Thursday, October 25, 2012

Trouble on election front

While the presidential election remains incredibly tight, there are some good and bad trends for President Obama.

The Intrade numbers are moving in his direction again, roughly 62 percent to 38 percent as of Thursday night.

Nate Silver at fivethirtyeight still gives Obama a 73 percent chance of winning even as the national polls show a dead-even race.

Obama is fading a tad, though, in Florida and Virginia, but retains a slight lead in the polls in Ohio.

However, the voting machines used in certain key counties in Ohio are owned by a company with ties to Mitt Romney.

It worked in 2004 when a Bush buddy at Diebold skewed results in Ohio in favor of Bush over Kerry.

Also, states with Republican governors or legislatures, from Pennsylvania to Florida to Virginia to Colorado to Ohio have worked hard to slant the election toward Republicans by repeatedly purging voter rolls, even of citizens who are entitled to vote. They also tried to suppress the vote by passing voter I.D. laws that most courts said were discriminatory.

Republicans are the first to cry "voter fraud" because they are the ones who are practicing it.
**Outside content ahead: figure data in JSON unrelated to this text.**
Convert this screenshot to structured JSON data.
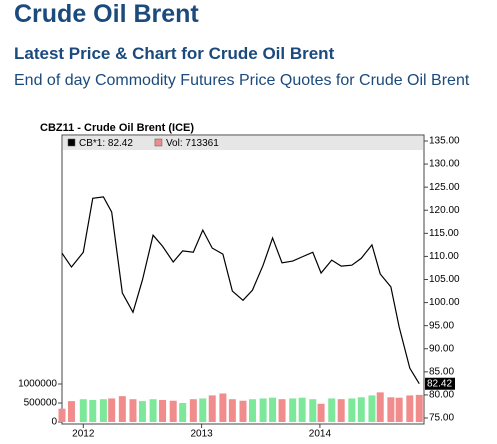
{
  "page": {
    "title": "Crude Oil Brent",
    "subtitle": "Latest Price & Chart for Crude Oil Brent",
    "description": "End of day Commodity Futures Price Quotes for Crude Oil Brent"
  },
  "chart_data": {
    "type": "line",
    "title": "CBZ11 - Crude Oil Brent (ICE)",
    "x": [
      2011.82,
      2011.9,
      2012.0,
      2012.08,
      2012.17,
      2012.24,
      2012.33,
      2012.42,
      2012.5,
      2012.59,
      2012.67,
      2012.76,
      2012.84,
      2012.93,
      2013.01,
      2013.09,
      2013.18,
      2013.26,
      2013.35,
      2013.43,
      2013.52,
      2013.6,
      2013.68,
      2013.77,
      2013.85,
      2013.94,
      2014.01,
      2014.1,
      2014.18,
      2014.27,
      2014.35,
      2014.44,
      2014.51,
      2014.6,
      2014.67,
      2014.76,
      2014.84
    ],
    "series": [
      {
        "name": "CB*1: 82.42",
        "color": "#000000",
        "values": [
          110.7,
          107.7,
          110.9,
          122.6,
          122.9,
          119.6,
          102.1,
          97.9,
          104.9,
          114.6,
          112.2,
          108.8,
          111.2,
          110.9,
          115.7,
          111.8,
          110.5,
          102.5,
          100.5,
          102.7,
          108.1,
          114.0,
          108.6,
          109.0,
          109.9,
          110.9,
          106.4,
          109.2,
          107.9,
          108.1,
          109.6,
          112.5,
          106.2,
          103.4,
          94.7,
          85.8,
          82.42
        ]
      },
      {
        "name": "Vol: 713361",
        "type": "bar",
        "axis": "y2",
        "color": "#f08c8c",
        "up_color": "#7ee89a",
        "values": [
          350000,
          550000,
          600000,
          580000,
          600000,
          620000,
          680000,
          600000,
          550000,
          600000,
          580000,
          560000,
          500000,
          600000,
          620000,
          700000,
          750000,
          600000,
          560000,
          600000,
          620000,
          640000,
          600000,
          620000,
          640000,
          600000,
          480000,
          620000,
          600000,
          620000,
          650000,
          700000,
          780000,
          650000,
          640000,
          700000,
          713361
        ]
      }
    ],
    "last_price": 82.42,
    "xlim": [
      2011.82,
      2014.88
    ],
    "xticks": [
      2012,
      2013,
      2014
    ],
    "ylim": [
      73.7,
      136.3
    ],
    "yticks": [
      {
        "value": 75,
        "label": "75.00"
      },
      {
        "value": 80,
        "label": "80.00"
      },
      {
        "value": 85,
        "label": "85.00"
      },
      {
        "value": 90,
        "label": "90.00"
      },
      {
        "value": 95,
        "label": "95.00"
      },
      {
        "value": 100,
        "label": "100.00"
      },
      {
        "value": 105,
        "label": "105.00"
      },
      {
        "value": 110,
        "label": "110.00"
      },
      {
        "value": 115,
        "label": "115.00"
      },
      {
        "value": 120,
        "label": "120.00"
      },
      {
        "value": 125,
        "label": "125.00"
      },
      {
        "value": 130,
        "label": "130.00"
      },
      {
        "value": 135,
        "label": "135.00"
      }
    ],
    "y2lim": [
      -52600,
      7552600
    ],
    "y2ticks": [
      0,
      500000,
      1000000
    ]
  }
}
Almost no one else is committing voter fraud.

The company that the GOP hired to register voters was fired because it committed actual voter fraud in Florida. 

It's gotten so bad that an affiliate of the United Nations is sending people, from countries with their own problems with democracy, over here to monitor our election.

And, if this isn't enough to hand the election to the Mitt-wit, he's got his buddies in the corporate world to threaten their workers if they vote for Obama.

Judging from these episodes, it doesn't appear America is that exceptional after all.

1 comment:

  1. Sounds like someone's making excuses for the foreseeable Obama loss. Good plan!